Doch es ist nur ein Kunstwerk auf Zeit. Es könnte durchaus passieren, dass Holderied das Erdzeichen einebnen muss. Das wäre für den 71-Jährigen ein Schreckensszenario. Er und der Verein „Freunde des Erdzeichens eine Insel für die Zeit“ kämpfen nun dafür, dass es über das Jahr 2013 hinaus erhalten bleibt. Denn das Grundstück ist nur gepachtet, es gehört der Flughafengesellschaft München, und „Ende 2013 läuft der Pachtvertrag aus“, weiß der Künstler zu berichten. Zugleich habe er, Holderied, für das Erdzeichen, das sich neben der Autobahnabfahrt in Richtung zum Flughafen befindet, nur eine befristete Baugenehmigung von der Stadt Freising. Trotzdem gibt er sich optimistisch und hofft auf ein Happyend: „Der Flughafen hat signalisiert, dass er nachdenken will, dass das Erdzeichen bleibt und dass er es übernimmt.“
Dazu ist im Sommer das Erdzeichenbuch 2011 erschienen: „Bewahrt eine Insel für die Zeit“, heißt es. Im Grußwort des Buches würdigt der bayerische Kultusminister Dr. Ludwig Spaenle das Erdzeichen als ein „Zeichen der Unendlichkeit“, das im Kontrast stehe zum hektischen Treiben des angrenzenden Flughafens. „Dass Natur und Kunst tatsächlich zueinander finden können, zeigt auch das Werk von Wilhelm Holderied“, so Spaenle. Ein markantes Beispiel dafür sei Die INSEL FÜR DIE ZEIT, die „seit 16 Jahren gleichsam zum Entree aus der Luft für die Landeshauptstadt München wurde“. Das Buch über das Erdzeichen sei zugleich Naturdokumentation und Kunstband, lobt der Kultusminister.

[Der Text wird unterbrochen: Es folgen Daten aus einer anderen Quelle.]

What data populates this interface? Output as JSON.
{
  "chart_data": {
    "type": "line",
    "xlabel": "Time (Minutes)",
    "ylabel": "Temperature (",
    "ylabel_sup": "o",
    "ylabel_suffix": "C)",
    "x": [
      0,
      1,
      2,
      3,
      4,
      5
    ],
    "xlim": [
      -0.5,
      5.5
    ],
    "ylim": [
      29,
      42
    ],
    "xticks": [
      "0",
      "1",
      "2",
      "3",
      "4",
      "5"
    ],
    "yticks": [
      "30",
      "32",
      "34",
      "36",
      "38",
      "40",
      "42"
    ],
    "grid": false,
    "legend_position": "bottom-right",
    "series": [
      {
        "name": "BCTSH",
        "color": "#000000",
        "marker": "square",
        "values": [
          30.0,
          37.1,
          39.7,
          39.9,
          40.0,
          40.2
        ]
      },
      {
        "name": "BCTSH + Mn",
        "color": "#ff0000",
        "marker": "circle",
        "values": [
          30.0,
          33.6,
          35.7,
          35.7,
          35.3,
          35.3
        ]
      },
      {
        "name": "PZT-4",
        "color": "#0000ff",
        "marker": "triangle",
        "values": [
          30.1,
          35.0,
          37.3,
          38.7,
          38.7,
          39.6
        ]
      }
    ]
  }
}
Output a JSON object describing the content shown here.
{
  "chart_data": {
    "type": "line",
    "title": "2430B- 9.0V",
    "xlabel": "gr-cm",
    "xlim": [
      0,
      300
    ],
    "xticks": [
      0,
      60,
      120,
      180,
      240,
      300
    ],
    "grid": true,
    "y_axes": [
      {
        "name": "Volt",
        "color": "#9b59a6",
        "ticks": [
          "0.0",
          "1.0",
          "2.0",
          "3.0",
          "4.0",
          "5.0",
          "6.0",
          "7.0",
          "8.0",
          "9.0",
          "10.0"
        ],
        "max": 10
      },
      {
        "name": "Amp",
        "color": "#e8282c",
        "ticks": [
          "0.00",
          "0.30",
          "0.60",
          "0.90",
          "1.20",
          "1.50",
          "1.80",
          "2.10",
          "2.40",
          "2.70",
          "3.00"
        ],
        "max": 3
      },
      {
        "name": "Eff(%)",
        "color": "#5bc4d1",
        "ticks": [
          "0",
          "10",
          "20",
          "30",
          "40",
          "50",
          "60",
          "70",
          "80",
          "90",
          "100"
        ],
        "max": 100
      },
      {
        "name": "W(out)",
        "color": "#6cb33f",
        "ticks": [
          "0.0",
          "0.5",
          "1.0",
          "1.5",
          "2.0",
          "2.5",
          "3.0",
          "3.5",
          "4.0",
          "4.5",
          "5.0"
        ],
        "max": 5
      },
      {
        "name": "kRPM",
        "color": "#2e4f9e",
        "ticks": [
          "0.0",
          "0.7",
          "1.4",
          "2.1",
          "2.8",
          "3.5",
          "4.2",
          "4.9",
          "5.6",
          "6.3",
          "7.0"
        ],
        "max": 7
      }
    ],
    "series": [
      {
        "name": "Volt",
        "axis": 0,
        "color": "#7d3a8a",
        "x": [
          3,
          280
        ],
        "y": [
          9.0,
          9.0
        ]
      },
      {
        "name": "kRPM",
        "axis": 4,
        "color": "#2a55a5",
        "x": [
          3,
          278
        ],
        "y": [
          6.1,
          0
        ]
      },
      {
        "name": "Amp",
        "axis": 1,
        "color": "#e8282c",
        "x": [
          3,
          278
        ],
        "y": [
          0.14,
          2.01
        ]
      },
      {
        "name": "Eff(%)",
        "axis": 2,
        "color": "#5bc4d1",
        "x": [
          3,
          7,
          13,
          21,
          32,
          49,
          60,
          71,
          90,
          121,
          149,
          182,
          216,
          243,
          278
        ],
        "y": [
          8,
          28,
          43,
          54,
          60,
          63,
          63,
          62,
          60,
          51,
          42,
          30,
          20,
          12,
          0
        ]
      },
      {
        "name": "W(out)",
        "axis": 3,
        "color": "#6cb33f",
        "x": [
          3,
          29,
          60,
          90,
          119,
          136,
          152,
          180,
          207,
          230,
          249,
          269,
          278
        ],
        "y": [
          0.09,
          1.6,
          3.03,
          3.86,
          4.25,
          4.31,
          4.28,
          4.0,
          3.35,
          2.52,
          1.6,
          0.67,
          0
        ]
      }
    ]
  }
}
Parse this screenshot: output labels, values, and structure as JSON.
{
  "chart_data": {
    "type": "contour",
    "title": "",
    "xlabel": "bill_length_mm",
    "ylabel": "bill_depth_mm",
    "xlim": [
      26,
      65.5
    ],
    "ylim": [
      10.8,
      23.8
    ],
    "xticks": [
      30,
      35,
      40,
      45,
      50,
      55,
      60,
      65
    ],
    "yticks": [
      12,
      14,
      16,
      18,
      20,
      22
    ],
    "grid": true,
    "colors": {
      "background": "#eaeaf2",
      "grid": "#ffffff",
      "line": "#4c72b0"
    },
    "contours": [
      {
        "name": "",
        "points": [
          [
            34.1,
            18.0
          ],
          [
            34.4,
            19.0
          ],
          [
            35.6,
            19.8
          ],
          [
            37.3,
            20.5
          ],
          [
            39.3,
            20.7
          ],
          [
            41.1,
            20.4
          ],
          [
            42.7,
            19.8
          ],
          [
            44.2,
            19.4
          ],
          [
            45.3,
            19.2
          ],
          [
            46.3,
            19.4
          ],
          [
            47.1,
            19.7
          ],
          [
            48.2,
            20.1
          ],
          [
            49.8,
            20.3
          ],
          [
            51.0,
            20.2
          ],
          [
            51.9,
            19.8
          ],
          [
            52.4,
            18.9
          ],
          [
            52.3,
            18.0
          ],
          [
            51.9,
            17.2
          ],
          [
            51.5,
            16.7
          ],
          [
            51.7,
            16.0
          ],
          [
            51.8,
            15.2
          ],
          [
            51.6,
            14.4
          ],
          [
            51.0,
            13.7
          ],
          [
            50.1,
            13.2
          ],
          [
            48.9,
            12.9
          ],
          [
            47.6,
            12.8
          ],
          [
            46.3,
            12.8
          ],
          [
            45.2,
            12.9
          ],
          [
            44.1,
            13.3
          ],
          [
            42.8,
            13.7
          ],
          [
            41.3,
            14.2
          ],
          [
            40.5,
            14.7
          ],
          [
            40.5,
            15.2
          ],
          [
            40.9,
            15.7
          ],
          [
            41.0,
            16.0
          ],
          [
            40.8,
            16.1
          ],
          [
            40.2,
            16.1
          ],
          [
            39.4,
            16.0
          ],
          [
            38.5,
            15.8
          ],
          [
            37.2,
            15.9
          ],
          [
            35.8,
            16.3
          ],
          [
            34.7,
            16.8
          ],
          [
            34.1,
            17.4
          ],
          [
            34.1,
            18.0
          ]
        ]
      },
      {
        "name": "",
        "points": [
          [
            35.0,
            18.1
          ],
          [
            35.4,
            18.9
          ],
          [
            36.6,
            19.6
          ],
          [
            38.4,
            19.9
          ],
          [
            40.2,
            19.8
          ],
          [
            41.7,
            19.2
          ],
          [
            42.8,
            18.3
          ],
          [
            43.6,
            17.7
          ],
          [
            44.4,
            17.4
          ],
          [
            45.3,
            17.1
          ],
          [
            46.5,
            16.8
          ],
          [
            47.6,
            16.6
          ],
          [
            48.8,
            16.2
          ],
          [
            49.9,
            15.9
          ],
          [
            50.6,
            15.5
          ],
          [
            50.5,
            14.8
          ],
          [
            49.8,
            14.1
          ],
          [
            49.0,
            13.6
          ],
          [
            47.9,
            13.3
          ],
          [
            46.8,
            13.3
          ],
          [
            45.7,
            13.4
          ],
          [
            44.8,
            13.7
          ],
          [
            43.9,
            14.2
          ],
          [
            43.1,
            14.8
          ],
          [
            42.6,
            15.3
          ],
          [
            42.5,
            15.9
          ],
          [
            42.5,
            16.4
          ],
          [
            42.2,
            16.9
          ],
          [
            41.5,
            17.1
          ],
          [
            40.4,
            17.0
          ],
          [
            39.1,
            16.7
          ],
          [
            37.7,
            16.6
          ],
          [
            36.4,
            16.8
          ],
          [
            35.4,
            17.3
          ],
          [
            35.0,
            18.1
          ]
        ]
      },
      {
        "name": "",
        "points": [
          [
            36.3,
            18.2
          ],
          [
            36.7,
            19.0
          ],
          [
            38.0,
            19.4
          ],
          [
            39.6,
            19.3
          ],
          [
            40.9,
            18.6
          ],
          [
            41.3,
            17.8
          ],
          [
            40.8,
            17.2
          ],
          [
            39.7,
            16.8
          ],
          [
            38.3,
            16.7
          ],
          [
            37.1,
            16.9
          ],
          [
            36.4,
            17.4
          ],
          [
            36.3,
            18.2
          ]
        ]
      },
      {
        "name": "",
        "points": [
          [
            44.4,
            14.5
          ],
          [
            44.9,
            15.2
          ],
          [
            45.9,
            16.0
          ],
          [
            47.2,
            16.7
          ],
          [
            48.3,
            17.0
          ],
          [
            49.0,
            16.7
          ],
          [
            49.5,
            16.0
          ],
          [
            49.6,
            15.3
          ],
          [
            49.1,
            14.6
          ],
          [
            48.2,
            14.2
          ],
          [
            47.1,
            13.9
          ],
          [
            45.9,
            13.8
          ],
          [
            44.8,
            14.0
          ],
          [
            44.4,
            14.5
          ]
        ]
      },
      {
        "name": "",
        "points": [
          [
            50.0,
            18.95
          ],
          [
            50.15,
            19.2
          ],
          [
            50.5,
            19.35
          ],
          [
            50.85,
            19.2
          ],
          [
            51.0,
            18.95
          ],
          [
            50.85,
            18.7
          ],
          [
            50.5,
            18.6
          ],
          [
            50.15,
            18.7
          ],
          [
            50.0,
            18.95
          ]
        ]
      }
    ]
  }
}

Alles hatte vor vielen Jahren mit der Idee Holderieds angefangen, ein großes Fabelwesen, einen Moosgeist, den Erdinger Moosgeist, in die Felder neben dem Flughafen zu furchen. Es sollte eine Art Maske sein, eine Form mit mystischer Ausstrahlung für das geheimnisvolle Moorgebiet. Doch „den Verantwortlichen am Flughafen war das zu mystisch und sie fragten nach einer Möglichkeit mit einem weniger magischen Bezug“, erinnert sich der Künstler. So habe er einen neuen Vorschlag entwickelt, und zwar aus dem Zeichen der Acht, dem Zeichen für Unendlichkeit. „In unserer immer schneller eilenden Wirklichkeit ist die INSEL FÜR DIE ZEIT zu einem Zeichen mit dem Atem einer natürlichen Langsamkeit, zu einem Reservat für die Zeit geworden.“ Es sei ein poetischer Raum, ein Ort ohne Hektik und Zeitstress, ein Ort, zu dem nur Licht und Schatten Zugang haben, ein Symbol und eine Mahnung zum Innehalten in der Hektik des Alltags, zum Nehmen einer Auszeit. Der in Solln lebende Künstler, der ein Atelier an der Rumfordstraße 36 beim Isartorplatz hat und ein weiteres in Geretsried, arbeitet seit 1970 mit Zeichen und Spuren, mit Gewichten, Schatten und magischen Masken.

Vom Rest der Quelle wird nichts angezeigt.